If you’re looking to revolutionize the way large language models (LLMs) handle memory and speed, look no further than **KIVI: A Tuning-Free Asymmetric 2bit Quantization for KV Cache**. This groundbreaking algorithm allows LLMs to utilize memory more efficiently without any fine-tuning required. In this article, we will guide you step-by-step on how to set up KIVI and utilize it to its fullest potential.
What is KIVI?
KIVI is a plug-and-play 2bit KV cache quantization algorithm designed to optimize memory usage. By quantizing the key cache per-channel and the value cache per-token to 2bit, KIVI enhances the performance of models like Llama-2, Falcon, and Mistral, allowing them to maintain quality while dramatically reducing peak memory usage by 2.6 times. Simply put, think of KIVI as organizing your books on a shelf in a more compact way, which allows you to fit more on the same shelf without compromising access or quality.
Setup Instructions
To start using KIVI, follow these easy steps:
- Install the required packages:
conda create -n kivi python=3.10
conda activate kivi
pip install --upgrade pip # enable PEP 660 support
pip install -e .
cd quant
pip install -e .
Loading a Model with KIVI
Let’s get started with loading a model, such as Llama-2-7b:
import torch
import os
from models.llama_kivi import LlamaForCausalLM_KIVI
from transformers import LlamaConfig, AutoTokenizer
config = LlamaConfig.from_pretrained('meta-llama/Llama-2-7b-hf')
config.k_bits = K_BITS # Current support 24 bit for KV Cache
config.v_bits = V_BITS # Current support 24 bit for KV Cache
config.group_size = GROUP_SIZE
config.residual_length = RESIDUAL_LENGTH # Number of recent fp16 tokens
CACHE_DIR = PATH_TO_YOUR_SAVE_DIR
model = LlamaForCausalLM_KIVI.from_pretrained(
pretrained_model_name_or_path='meta-llama/Llama-2-7b-hf',
config=config,
cache_dir=CACHE_DIR,
torch_dtype=torch.float16,
low_cpu_mem_usage=True,
device_map="auto",
)
tokenizer = AutoTokenizer.from_pretrained(
'meta-llama/Llama-2-7b-hf',
use_fast=False,
trust_remote_code=True,
tokenizer_type='llama')
# Inference e.g., model.generate(...)
Examples of Usage
You can explore some examples to see KIVI in action:
- To see how KIVI performs with GSM8K, run:
python example.py
python long_context_example.py
bash scripts/long_test.sh GPU_ID K_BITS V_BITS GROUP_LENGTH RESIDUAL_LENGTH MODEL_NAME
python eval_long_bench.py --model MODEL
Troubleshooting
If you run into issues while using KIVI, here are a few troubleshooting ideas:
- Ensure that you have installed the packages correctly as per the setup instructions.
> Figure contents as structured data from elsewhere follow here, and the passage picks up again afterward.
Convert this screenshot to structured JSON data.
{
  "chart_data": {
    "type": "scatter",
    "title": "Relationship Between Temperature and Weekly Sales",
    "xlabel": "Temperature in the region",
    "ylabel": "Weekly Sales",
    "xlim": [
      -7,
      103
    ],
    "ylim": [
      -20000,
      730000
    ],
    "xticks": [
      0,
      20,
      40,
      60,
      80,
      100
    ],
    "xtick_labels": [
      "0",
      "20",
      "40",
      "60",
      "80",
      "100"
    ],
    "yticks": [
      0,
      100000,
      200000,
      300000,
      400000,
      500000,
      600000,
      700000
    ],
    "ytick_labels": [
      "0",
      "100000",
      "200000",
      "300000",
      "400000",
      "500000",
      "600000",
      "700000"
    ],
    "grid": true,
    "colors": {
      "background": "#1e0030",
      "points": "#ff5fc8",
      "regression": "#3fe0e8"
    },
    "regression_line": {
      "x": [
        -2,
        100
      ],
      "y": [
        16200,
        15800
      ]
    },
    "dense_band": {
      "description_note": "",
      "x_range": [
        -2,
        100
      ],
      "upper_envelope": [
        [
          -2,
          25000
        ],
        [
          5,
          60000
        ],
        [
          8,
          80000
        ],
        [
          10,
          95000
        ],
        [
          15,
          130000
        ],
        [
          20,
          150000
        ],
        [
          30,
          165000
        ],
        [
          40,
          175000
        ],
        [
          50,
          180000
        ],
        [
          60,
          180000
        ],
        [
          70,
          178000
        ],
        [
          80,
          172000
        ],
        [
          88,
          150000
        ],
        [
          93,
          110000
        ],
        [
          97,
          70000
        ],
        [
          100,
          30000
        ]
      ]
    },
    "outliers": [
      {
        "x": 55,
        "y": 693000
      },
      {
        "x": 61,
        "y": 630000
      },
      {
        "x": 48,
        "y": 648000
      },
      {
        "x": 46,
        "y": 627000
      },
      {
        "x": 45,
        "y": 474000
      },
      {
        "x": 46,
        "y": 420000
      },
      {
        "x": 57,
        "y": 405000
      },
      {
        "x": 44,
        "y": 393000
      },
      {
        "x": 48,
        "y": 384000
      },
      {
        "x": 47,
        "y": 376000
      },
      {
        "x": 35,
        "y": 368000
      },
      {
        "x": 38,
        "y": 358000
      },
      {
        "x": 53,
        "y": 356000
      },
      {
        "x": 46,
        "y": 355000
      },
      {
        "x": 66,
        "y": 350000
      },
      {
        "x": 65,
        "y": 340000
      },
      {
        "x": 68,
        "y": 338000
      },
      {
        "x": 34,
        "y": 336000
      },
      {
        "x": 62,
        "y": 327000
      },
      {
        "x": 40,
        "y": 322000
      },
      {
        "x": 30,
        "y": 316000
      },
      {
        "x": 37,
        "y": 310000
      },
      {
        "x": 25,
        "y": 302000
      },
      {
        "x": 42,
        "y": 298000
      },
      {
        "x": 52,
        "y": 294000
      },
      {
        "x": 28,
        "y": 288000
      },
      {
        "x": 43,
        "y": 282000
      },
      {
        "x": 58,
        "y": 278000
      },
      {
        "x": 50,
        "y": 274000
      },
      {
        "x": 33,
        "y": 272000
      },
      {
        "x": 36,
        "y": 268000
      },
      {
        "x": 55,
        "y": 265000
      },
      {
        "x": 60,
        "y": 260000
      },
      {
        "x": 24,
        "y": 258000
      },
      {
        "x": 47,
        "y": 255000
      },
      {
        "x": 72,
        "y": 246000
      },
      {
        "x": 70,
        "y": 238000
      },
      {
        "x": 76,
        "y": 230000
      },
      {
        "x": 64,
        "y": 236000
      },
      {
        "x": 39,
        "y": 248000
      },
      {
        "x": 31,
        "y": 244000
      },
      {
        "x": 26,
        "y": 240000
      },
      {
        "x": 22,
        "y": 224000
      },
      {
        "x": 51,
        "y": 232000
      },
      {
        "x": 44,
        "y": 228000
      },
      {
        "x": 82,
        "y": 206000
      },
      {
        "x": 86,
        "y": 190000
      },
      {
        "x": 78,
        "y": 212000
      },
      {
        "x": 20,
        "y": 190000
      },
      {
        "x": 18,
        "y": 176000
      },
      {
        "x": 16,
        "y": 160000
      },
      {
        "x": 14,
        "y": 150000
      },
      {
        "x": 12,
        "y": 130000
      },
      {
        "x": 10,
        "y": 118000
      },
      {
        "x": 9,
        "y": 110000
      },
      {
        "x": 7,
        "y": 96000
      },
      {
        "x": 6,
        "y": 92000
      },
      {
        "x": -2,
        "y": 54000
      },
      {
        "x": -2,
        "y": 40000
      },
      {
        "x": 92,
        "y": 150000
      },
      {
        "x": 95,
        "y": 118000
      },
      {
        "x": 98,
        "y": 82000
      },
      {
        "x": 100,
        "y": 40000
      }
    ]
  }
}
- Revisit your configurations (K_BITS, V_BITS, etc.) and ensure they align with the model specifications.
- Check the paths for model directory and cache directory.
- If you encounter errors related to memory usage, consider adjusting the batch sizes accordingly.
- For more insights, updates, or to collaborate on AI development projects, stay connected with fxis.ai.
Stay Updated
As KIVI continues to evolve, we ensure to update our codebase frequently, bringing optimizations and new functionalities to our users. The most recent updates, such as support for more model families and optimizations, can be found on our GitHub repository.
At fxis.ai, we believe that such advancements are crucial for the future of AI, as they enable more comprehensive and effective solutions. Our team is continually exploring new methodologies to push the envelope in artificial intelligence, ensuring that our clients benefit from the latest technological innovations.